Recuerde, que al igual que el resto de los sistemas de seguridad, ninguno de los modelos de cortafuegos citados es totalmente seguro. Por supuesto hay más modelos posibles, y como siempre se tratará de encontrar un buen compromiso entre seguridad y facilidad de uso.

Cortafuegos de pasarela

En las redes TCP/IP el término pasarela con múltiples interfaces de red describe una máquina que tiene tarjetas múltiples de interfaz de red, donde en general cada tarjeta se conecta a una red.

Cortafuegos de pasarela

Figura 3: Cortafuegos de pasarela.

Si la función de encaminamiento de la pasarela de  múltiples interfaces está inhabilitada, la pasarela o máquina puente puede aislar por completo el tráfico de la red interna y la red externa a la que se conecta. Se podría tratar de un encaminador apantallado, que opera en el nivel de red y basa sus actuaciones en el contenido de las cabeceras TCP/IP. Como hemos visto es la forma más rápida, flexible y barata de cortafuegos, pero también la más vulnerable a ataques y con serias deficiencias ya presentadas. Por lo tanto, en la actualidad se basa en un ordenador con dos tarjetas o más tarjetas de red (dual-homed host o multi-homed host) y un software específico llamado proxy que se encaga de realizar el transvase de información entre ambas aplicaciones. Es decir, aunque la máquina puente aísle el tráfico entre la red interna e Internet, cada red procesará sus aplicaciones en la pasarela de dos bases y si las aplicaciones lo permiten, las redes también pueden compartir datos. Este es el caso representado en la Figura 3.

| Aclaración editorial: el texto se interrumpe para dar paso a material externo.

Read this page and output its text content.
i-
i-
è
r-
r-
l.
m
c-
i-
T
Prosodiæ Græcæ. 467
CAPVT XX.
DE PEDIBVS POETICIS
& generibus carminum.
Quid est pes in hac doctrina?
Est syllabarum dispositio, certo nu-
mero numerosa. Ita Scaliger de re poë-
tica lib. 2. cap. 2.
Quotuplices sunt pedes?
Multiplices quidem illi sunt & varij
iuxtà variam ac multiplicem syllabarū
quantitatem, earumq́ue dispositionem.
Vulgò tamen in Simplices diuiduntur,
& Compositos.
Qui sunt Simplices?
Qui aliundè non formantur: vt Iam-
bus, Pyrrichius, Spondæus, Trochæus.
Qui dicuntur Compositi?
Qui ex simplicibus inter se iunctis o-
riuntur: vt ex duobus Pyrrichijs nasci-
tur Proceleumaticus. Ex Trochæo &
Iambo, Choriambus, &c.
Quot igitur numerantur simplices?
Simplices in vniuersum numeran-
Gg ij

Un servidor o host bastión es un punto de la red crítico en cuanto a seguridad, debido a que si su seguridad es violada nuestra red puede verse comprometida. Es el punto central para la seguridad en la red de una organización y, por su función, debe estar muy bien protegido y sometido a auditorias regularmente. Como en este esquema el servidor bastión coincide con la máquina puente entre la Intranet e Internet, además de inhabilitar el envío IP, se debe eliminar de la pasarela todos los programas, útiles y servicios que puedan ser peligrosos en manos de un intruso . Si la máquina puente falla, la red interna no tendrá defensa ante futuros intrusos (por ejemplo, si el intruso obtiene suficientes privilegios del sistema, podrá cambiar el valor e la variable ipforwarding y habilitar el envío IP, con el cual se ignorará el mecanismo del sistema de protección.), a menos que el problema se detecte y corrija con rapidez.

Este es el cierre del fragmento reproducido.